So Mark asked for an FAQ. I made one.


I agree with that description. My problem is more with gauntlets suddenly being unenchantable and not piercing special material DR.


SKR stated, way back in the day, that there are not "unarmed strike" weapons. I think it was in one of the store blogs. He also stated in this post the issues concerning treating gauntlets and other "like unarmed strike" weapons as unarmed strikes. Apparently, this is also a change to a previous answer that went the other way. So has the answer changed yet again? And, if so, why?


Quote:
but they can't be enhanced, which also includes they can't be mwk, and some materials count as mwk

Wait, now we can't have Mithral pots? Time for more Errata for UE.

And Adamantine Full plate doesn't come with Adamantine gauntlets?

The Exchange Owner - D20 Hobbies

Kazaan wrote:
SKR stated, way back in the day, that there are not "unarmed strike" weapons.

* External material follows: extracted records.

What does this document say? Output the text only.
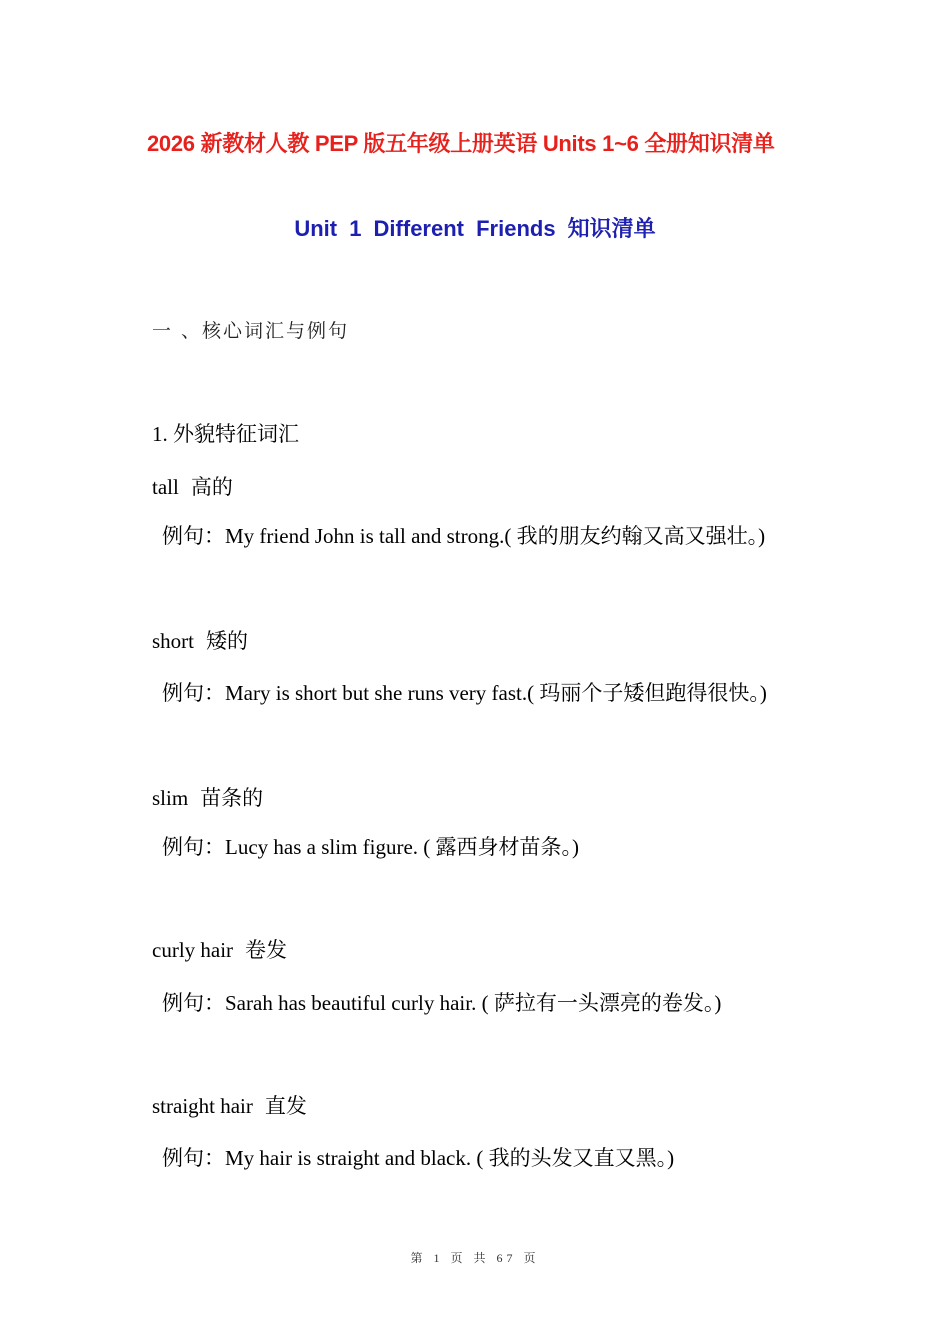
2026 新教材人教 PEP 版五年级上册英语 Units 1~6 全册知识清单
Unit 1 Different Friends 知识清单
一 、核心词汇与例句
1. 外貌特征词汇
tall 高的
例句：My friend John is tall and strong.( 我的朋友约翰又高又强壮。)
short 矮的
例句：Mary is short but she runs very fast.( 玛丽个子矮但跑得很快。)
slim 苗条的
例句：Lucy has a slim figure. ( 露西身材苗条。)
curly hair 卷发
例句：Sarah has beautiful curly hair. ( 萨拉有一头漂亮的卷发。)
straight hair 直发
例句：My hair is straight and black. ( 我的头发又直又黑。)
第 1 页 共 67 页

The most recent statement isn't saying they are unarmed strikes but unarmed attacks.

I think the biggest issue is everyone (including the devs) are confusing unarmed strikes with unarmed attacks?

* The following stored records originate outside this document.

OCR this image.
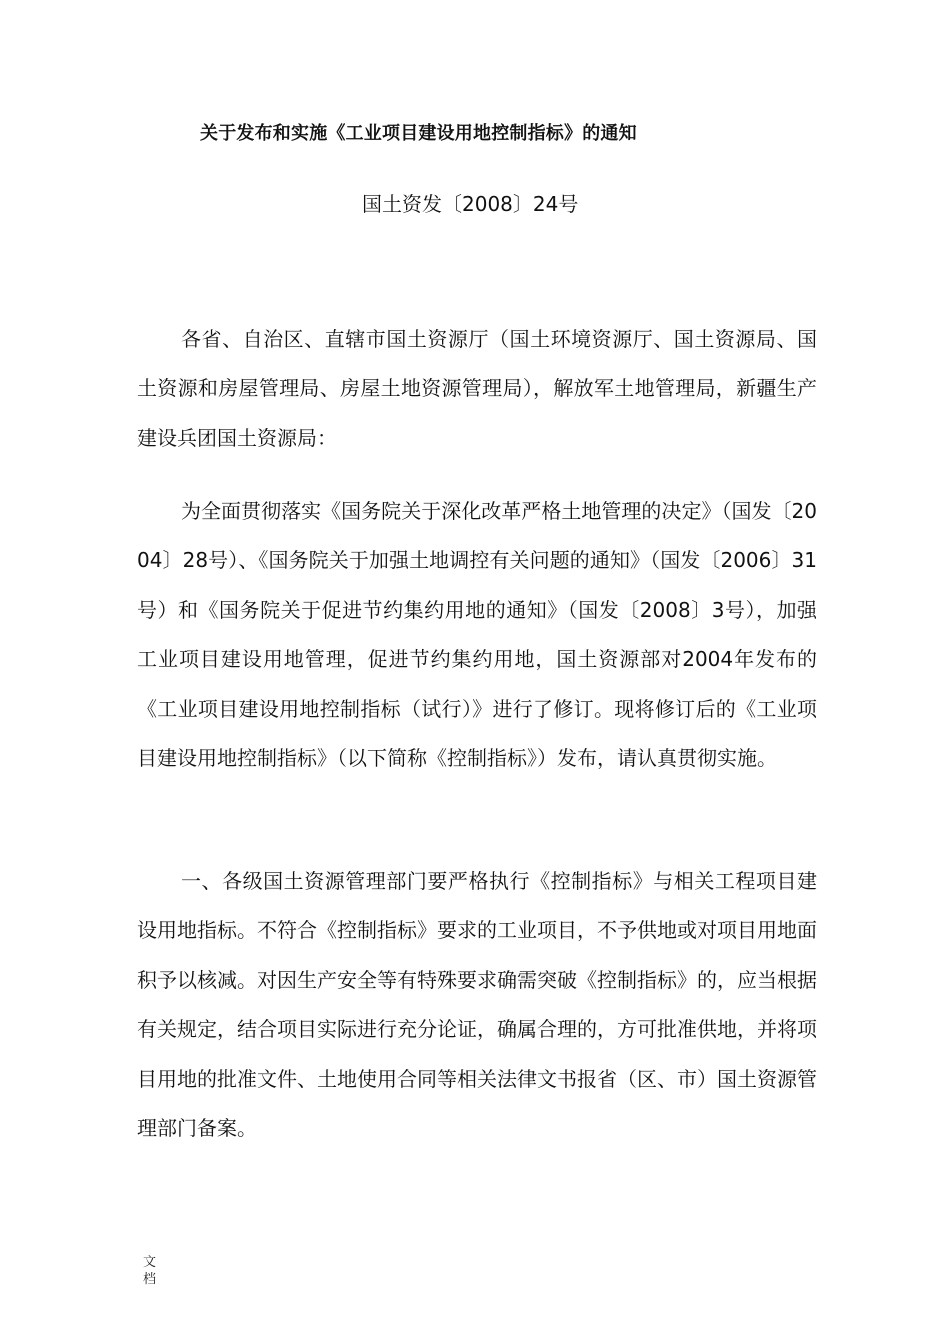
关于发布和实施《工业项目建设用地控制指标》的通知
国土资发〔2008〕24号

各省、自治区、直辖市国土资源厅（国土环境资源厅、国土资源局、国土资源和房屋管理局、房屋土地资源管理局），解放军土地管理局，新疆生产建设兵团国土资源局：

为全面贯彻落实《国务院关于深化改革严格土地管理的决定》（国发〔2004〕28号）、《国务院关于加强土地调控有关问题的通知》（国发〔2006〕31号）和《国务院关于促进节约集约用地的通知》（国发〔2008〕3号），加强工业项目建设用地管理，促进节约集约用地，国土资源部对2004年发布的《工业项目建设用地控制指标（试行）》进行了修订。现将修订后的《工业项目建设用地控制指标》（以下简称《控制指标》）发布，请认真贯彻实施。

一、各级国土资源管理部门要严格执行《控制指标》与相关工程项目建设用地指标。不符合《控制指标》要求的工业项目，不予供地或对项目用地面积予以核减。对因生产安全等有特殊要求确需突破《控制指标》的，应当根据有关规定，结合项目实际进行充分论证，确属合理的，方可批准供地，并将项目用地的批准文件、土地使用合同等相关法律文书报省（区、市）国土资源管理部门备案。

文档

This thread was just pointed out to me in a thread I just started (http://paizo.com/threads/rzs2turl?Unarmed-Vigiliante), in which I asked about this assertion below:

James Risner wrote:
Kazaan wrote:
SKR stated, way back in the day, that there are not "unarmed strike" weapons.

The most recent statement isn't saying they are unarmed strikes but unarmed attacks.

I think the biggest issue is everyone (including the devs) are confusing unarmed strikes with unarmed attacks?

If that were the case, then a monk cannot use Stunning Fist with their unarmed strike.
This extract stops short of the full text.